I got up from the sill.

"Olaf … it's late. I'm going. Don't think that I'm angry with you; nothing of the sort. We'll get together, anyway, perhaps you'll drop in on us." I said this with effort; each word was unnatural, and he knew it.

"What … you're not staying the night?"

"I can't, you see, I promised…"

I did not say her name. Olaf mumbled:

"As you wish. I'll see you out."

We left the room together and went down the stairs; outside it was completely dark. Olaf walked beside me without a word; suddenly he stopped. And I stopped.

"Stay," he whispered, as if ashamed. I could see only the vague blur of his face.

"All right," I agreed unexpectedly and turned around. He was not prepared for that. He stood for a while, then took me by the arm and led me to another, lower, building. In an empty room, where a few lights had been left on, we ate dinner on a counter, without even sitting down. During the entire time we exchanged perhaps ten words. Then went upstairs.

The room to which he led me was almost perfectly square, decorated in dull white, with a wide window that must have overlooked the park from a different direction, because I could see no trace of the city's glow above the trees; there was a freshly made bed, two chairs, and a third chair, larger, by the window. Through the narrow opening of a doorway the tiles of a bathroom glistened. Olaf stood at the door with his arms hanging, as if waiting for me to speak, but I said nothing, just walked around the room and touched the pieces of furniture mechanically, as though temporarily taking possession of them; he asked quietly:

"Can I … do anything for you?"

"Yes," I said. "Leave me alone."

He continued to stand there, not moving. His face turned red, then pale, and suddenly he smiled—smiled to hide the insult, because it had sounded like an insult.

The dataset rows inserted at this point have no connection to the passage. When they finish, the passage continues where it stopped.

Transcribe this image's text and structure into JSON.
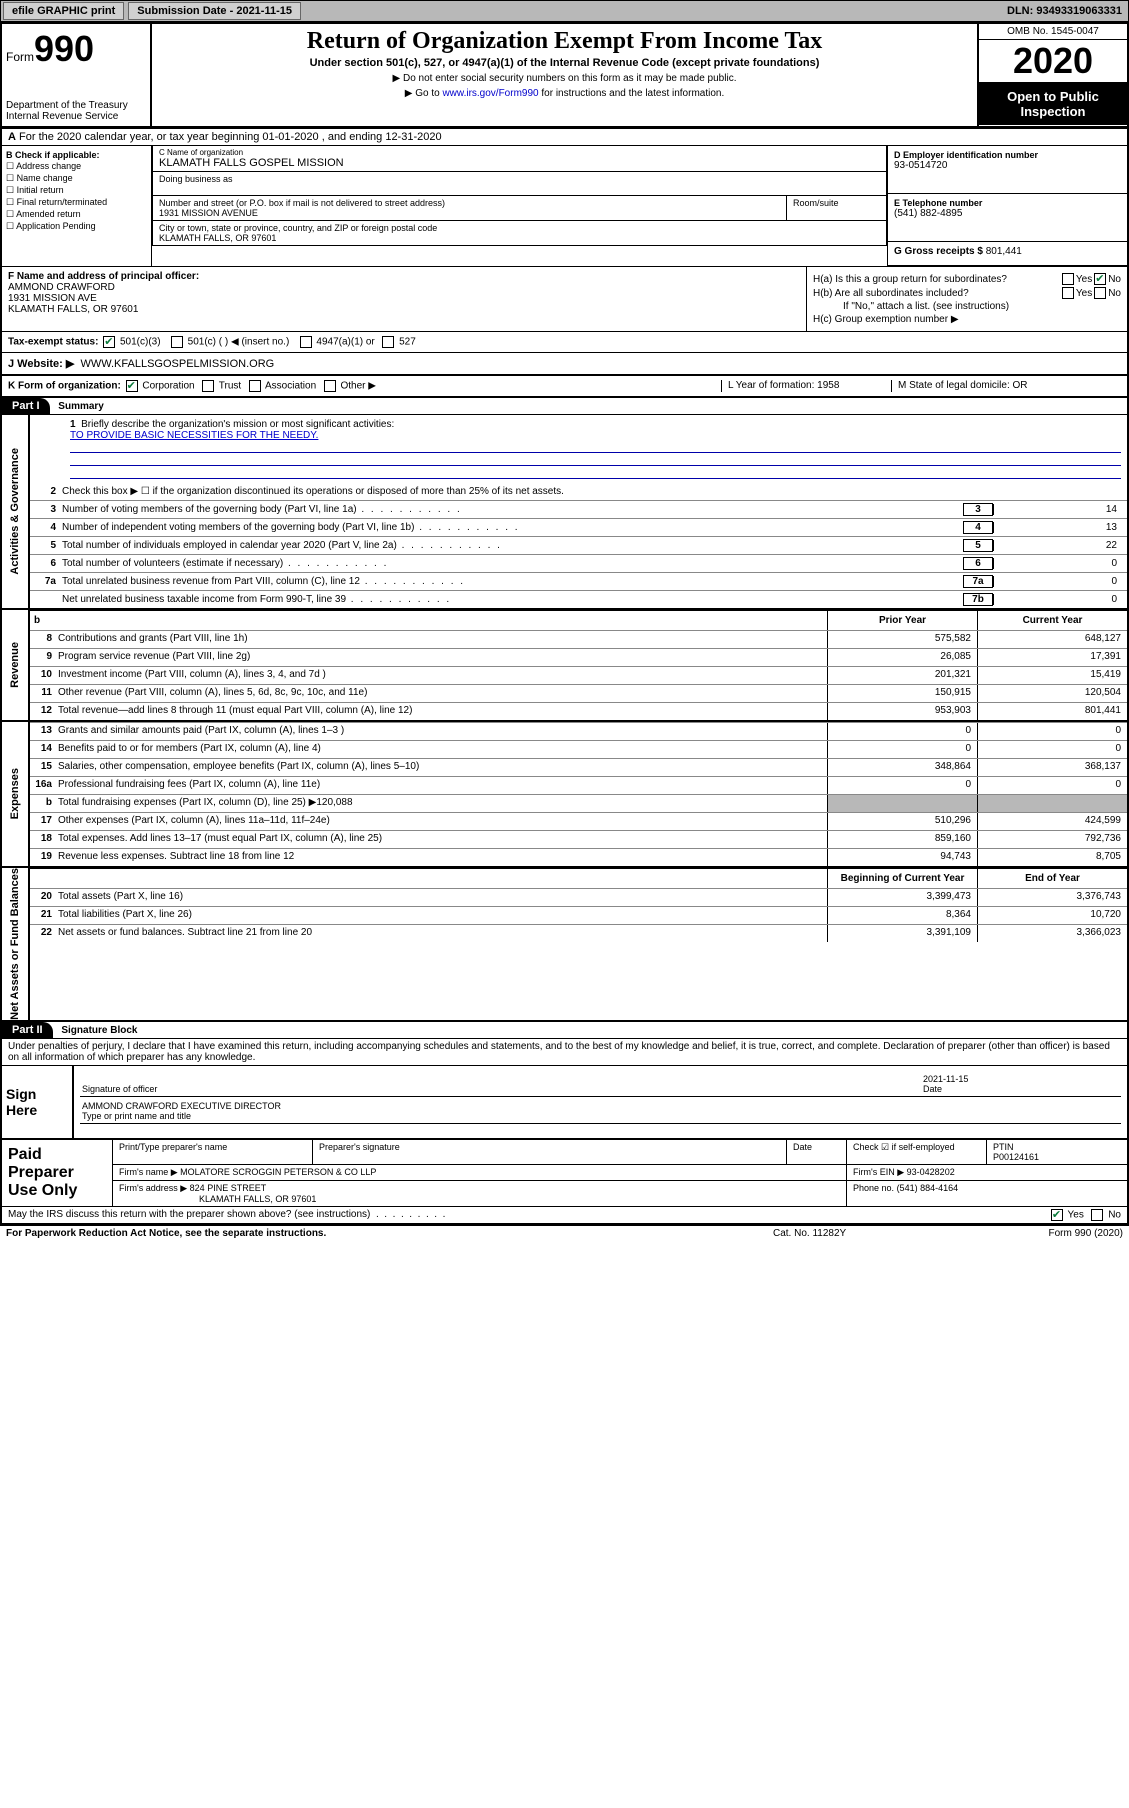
{
  "topbar": {
    "efile": "efile GRAPHIC print",
    "subdate_lbl": "Submission Date - ",
    "subdate": "2021-11-15",
    "dln": "DLN: 93493319063331"
  },
  "header": {
    "form": "Form",
    "formno": "990",
    "dept": "Department of the Treasury\nInternal Revenue Service",
    "title": "Return of Organization Exempt From Income Tax",
    "sub": "Under section 501(c), 527, or 4947(a)(1) of the Internal Revenue Code (except private foundations)",
    "note1": "▶ Do not enter social security numbers on this form as it may be made public.",
    "note2_pre": "▶ Go to ",
    "note2_link": "www.irs.gov/Form990",
    "note2_post": " for instructions and the latest information.",
    "omb": "OMB No. 1545-0047",
    "year": "2020",
    "open": "Open to Public Inspection"
  },
  "A": {
    "text": "For the 2020 calendar year, or tax year beginning 01-01-2020   , and ending 12-31-2020"
  },
  "B": {
    "lbl": "B Check if applicable:",
    "opts": [
      "Address change",
      "Name change",
      "Initial return",
      "Final return/terminated",
      "Amended return",
      "Application Pending"
    ]
  },
  "C": {
    "name_lbl": "C Name of organization",
    "name": "KLAMATH FALLS GOSPEL MISSION",
    "dba_lbl": "Doing business as",
    "street_lbl": "Number and street (or P.O. box if mail is not delivered to street address)",
    "street": "1931 MISSION AVENUE",
    "room_lbl": "Room/suite",
    "city_lbl": "City or town, state or province, country, and ZIP or foreign postal code",
    "city": "KLAMATH FALLS, OR  97601"
  },
  "D": {
    "lbl": "D Employer identification number",
    "val": "93-0514720"
  },
  "E": {
    "lbl": "E Telephone number",
    "val": "(541) 882-4895"
  },
  "G": {
    "lbl": "G Gross receipts $ ",
    "val": "801,441"
  },
  "F": {
    "lbl": "F  Name and address of principal officer:",
    "name": "AMMOND CRAWFORD",
    "addr1": "1931 MISSION AVE",
    "addr2": "KLAMATH FALLS, OR  97601"
  },
  "H": {
    "a": "H(a)  Is this a group return for subordinates?",
    "b": "H(b)  Are all subordinates included?",
    "bnote": "If \"No,\" attach a list. (see instructions)",
    "c": "H(c)  Group exemption number ▶",
    "yes": "Yes",
    "no": "No"
  },
  "I": {
    "lbl": "Tax-exempt status:",
    "opts": [
      "501(c)(3)",
      "501(c) (   ) ◀ (insert no.)",
      "4947(a)(1) or",
      "527"
    ]
  },
  "J": {
    "lbl": "J    Website: ▶",
    "val": "WWW.KFALLSGOSPELMISSION.ORG"
  },
  "K": {
    "lbl": "K Form of organization:",
    "opts": [
      "Corporation",
      "Trust",
      "Association",
      "Other ▶"
    ],
    "L": "L Year of formation: 1958",
    "M": "M State of legal domicile: OR"
  },
  "partI": {
    "bar": "Part I",
    "title": "Summary"
  },
  "gov": {
    "side": "Activities & Governance",
    "l1": "Briefly describe the organization's mission or most significant activities:",
    "l1v": "TO PROVIDE BASIC NECESSITIES FOR THE NEEDY.",
    "l2": "Check this box ▶ ☐  if the organization discontinued its operations or disposed of more than 25% of its net assets.",
    "rows": [
      {
        "n": "3",
        "t": "Number of voting members of the governing body (Part VI, line 1a)",
        "nb": "3",
        "v": "14"
      },
      {
        "n": "4",
        "t": "Number of independent voting members of the governing body (Part VI, line 1b)",
        "nb": "4",
        "v": "13"
      },
      {
        "n": "5",
        "t": "Total number of individuals employed in calendar year 2020 (Part V, line 2a)",
        "nb": "5",
        "v": "22"
      },
      {
        "n": "6",
        "t": "Total number of volunteers (estimate if necessary)",
        "nb": "6",
        "v": "0"
      },
      {
        "n": "7a",
        "t": "Total unrelated business revenue from Part VIII, column (C), line 12",
        "nb": "7a",
        "v": "0"
      },
      {
        "n": "",
        "t": "Net unrelated business taxable income from Form 990-T, line 39",
        "nb": "7b",
        "v": "0"
      }
    ]
  },
  "rev": {
    "side": "Revenue",
    "h1": "b",
    "hc1": "Prior Year",
    "hc2": "Current Year",
    "rows": [
      {
        "n": "8",
        "t": "Contributions and grants (Part VIII, line 1h)",
        "c1": "575,582",
        "c2": "648,127"
      },
      {
        "n": "9",
        "t": "Program service revenue (Part VIII, line 2g)",
        "c1": "26,085",
        "c2": "17,391"
      },
      {
        "n": "10",
        "t": "Investment income (Part VIII, column (A), lines 3, 4, and 7d )",
        "c1": "201,321",
        "c2": "15,419"
      },
      {
        "n": "11",
        "t": "Other revenue (Part VIII, column (A), lines 5, 6d, 8c, 9c, 10c, and 11e)",
        "c1": "150,915",
        "c2": "120,504"
      },
      {
        "n": "12",
        "t": "Total revenue—add lines 8 through 11 (must equal Part VIII, column (A), line 12)",
        "c1": "953,903",
        "c2": "801,441"
      }
    ]
  },
  "exp": {
    "side": "Expenses",
    "rows": [
      {
        "n": "13",
        "t": "Grants and similar amounts paid (Part IX, column (A), lines 1–3 )",
        "c1": "0",
        "c2": "0"
      },
      {
        "n": "14",
        "t": "Benefits paid to or for members (Part IX, column (A), line 4)",
        "c1": "0",
        "c2": "0"
      },
      {
        "n": "15",
        "t": "Salaries, other compensation, employee benefits (Part IX, column (A), lines 5–10)",
        "c1": "348,864",
        "c2": "368,137"
      },
      {
        "n": "16a",
        "t": "Professional fundraising fees (Part IX, column (A), line 11e)",
        "c1": "0",
        "c2": "0"
      },
      {
        "n": "b",
        "t": "Total fundraising expenses (Part IX, column (D), line 25) ▶120,088",
        "grey": true
      },
      {
        "n": "17",
        "t": "Other expenses (Part IX, column (A), lines 11a–11d, 11f–24e)",
        "c1": "510,296",
        "c2": "424,599"
      },
      {
        "n": "18",
        "t": "Total expenses. Add lines 13–17 (must equal Part IX, column (A), line 25)",
        "c1": "859,160",
        "c2": "792,736"
      },
      {
        "n": "19",
        "t": "Revenue less expenses. Subtract line 18 from line 12",
        "c1": "94,743",
        "c2": "8,705"
      }
    ]
  },
  "net": {
    "side": "Net Assets or Fund Balances",
    "hc1": "Beginning of Current Year",
    "hc2": "End of Year",
    "rows": [
      {
        "n": "20",
        "t": "Total assets (Part X, line 16)",
        "c1": "3,399,473",
        "c2": "3,376,743"
      },
      {
        "n": "21",
        "t": "Total liabilities (Part X, line 26)",
        "c1": "8,364",
        "c2": "10,720"
      },
      {
        "n": "22",
        "t": "Net assets or fund balances. Subtract line 21 from line 20",
        "c1": "3,391,109",
        "c2": "3,366,023"
      }
    ]
  },
  "partII": {
    "bar": "Part II",
    "title": "Signature Block"
  },
  "sig": {
    "decl": "Under penalties of perjury, I declare that I have examined this return, including accompanying schedules and statements, and to the best of my knowledge and belief, it is true, correct, and complete. Declaration of preparer (other than officer) is based on all information of which preparer has any knowledge.",
    "here": "Sign Here",
    "sig_lbl": "Signature of officer",
    "date_lbl": "Date",
    "date": "2021-11-15",
    "name": "AMMOND CRAWFORD  EXECUTIVE DIRECTOR",
    "name_lbl": "Type or print name and title"
  },
  "paid": {
    "lbl": "Paid Preparer Use Only",
    "h": [
      "Print/Type preparer's name",
      "Preparer's signature",
      "Date"
    ],
    "check": "Check ☑ if self-employed",
    "ptin_lbl": "PTIN",
    "ptin": "P00124161",
    "firm_lbl": "Firm's name    ▶",
    "firm": "MOLATORE SCROGGIN PETERSON & CO LLP",
    "ein_lbl": "Firm's EIN ▶",
    "ein": "93-0428202",
    "addr_lbl": "Firm's address ▶",
    "addr1": "824 PINE STREET",
    "addr2": "KLAMATH FALLS, OR  97601",
    "phone_lbl": "Phone no.",
    "phone": "(541) 884-4164"
  },
  "irs": {
    "q": "May the IRS discuss this return with the preparer shown above? (see instructions)",
    "yes": "Yes",
    "no": "No"
  },
  "footer": {
    "l": "For Paperwork Reduction Act Notice, see the separate instructions.",
    "m": "Cat. No. 11282Y",
    "r": "Form 990 (2020)"
  }
}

At this helpless, pathetic smile, something within me broke; in a convulsive effort to tear away the mask of indifference I had been wearing, since I had no other, I ran to him as he turned to leave, grabbed his hand, and squeezed it, as if asking his forgiveness with this violent clasp, and he, without looking at me, replied with a similar squeeze and went out. His firm grip still tingled in my hand when he had closed the door after himself, closed it carefully and quietly, as though leaving a sickroom. I was left alone, as I had wanted.